Se fino ad un anno fa parlare di protezionismo era considerato un’eresia, un anno dopo parlare di dazi e di autarchia non appare più esagerato.

Quello che più stupisce è che il “barrierismo” sia partito proprio da quei paesi come gli Stati Uniti e l’Inghilterra che hanno fatto del liberismo la loro “mission”.

Il “Buy American” di Obama e gli scioperi dei lavoratori inglesi della raffineria Lindsey contro quelli italiani nel Lincolnshire sembrano proprio confermare questa sfiducia nella mano invisibile di Adam Smith.

Seppur meno sconvolgente anche gli inviti a comprare auto e componenti nazionali da parte dei costruttori francesi,italiani, tedeschi e  le parole di un ministro spagnolo (“compriamo spagnolo”) danno la cifra del dilagare del sentimento protezionista anche in Europa.

Veniamo quindi al nocciolo della questione è giusto o no ricorrere al protezionismo in un periodo di crisi come questo, salvaguardando le proprie imprese e i propri lavoratori?

La risposta è no! E’ la storia che c’è lo insegna. Già dopo la crisi del 29’, l’Europa e gli Stati Uniti erano ricorsi a dazi e politiche isolazionistiche e non c’è bisogno che vi ricordo cosa successe 10 dopo. Guardate bene che la mia non è un’esagerazione, perchè se il gigante Cina si ritrovasse nella situazioni di non avere patners commerciali potrebbe ricorrere alla forza. Perchè le motivazioni che portano alle guerre sono sempre economiche, giustificazioni belliche quali esportazione di democrazia o difesa dei diritti sono solo uno specchietto per le allodole.

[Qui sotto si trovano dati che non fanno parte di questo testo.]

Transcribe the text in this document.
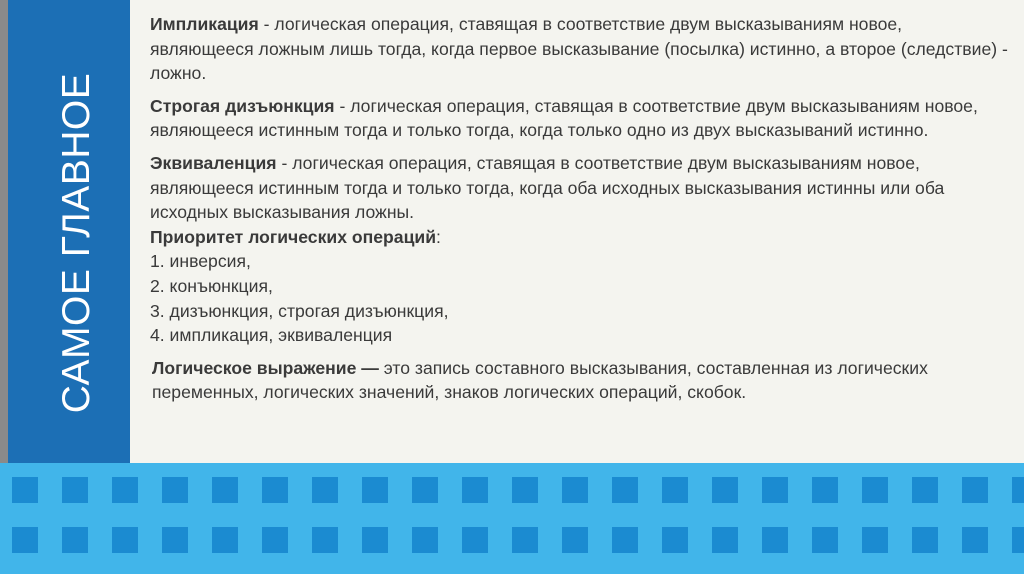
САМОЕ ГЛАВНОЕ

Импликация - логическая операция, ставящая в соответствие двум высказываниям новое, являющееся ложным лишь тогда, когда первое высказывание (посылка) истинно, а второе (следствие) - ложно.

Строгая дизъюнкция - логическая операция, ставящая в соответствие двум высказываниям новое, являющееся истинным тогда и только тогда, когда только одно из двух высказываний истинно.

Эквиваленция - логическая операция, ставящая в соответствие двум высказываниям новое, являющееся истинным тогда и только тогда, когда оба исходных высказывания истинны или оба исходных высказывания ложны.

Приоритет логических операций:

1. инверсия,
2. конъюнкция,
3. дизъюнкция, строгая дизъюнкция,
4. импликация, эквиваленция

Логическое выражение — это запись составного высказывания, составленная из логических переменных, логических значений, знаков логических операций, скобок.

E’ quindi troppo semplice riempirsi di parole come liberismo, accoglienza, democrazia, pari opportunità quando le cose van bene e poi voltare le spalle a questi ideali quando si è in difficoltà.

Quindi la mia speranza è che Obama, un grandissimo innovatore per molti punti di vista, non si dimostri un conservatore proprio in materia economica.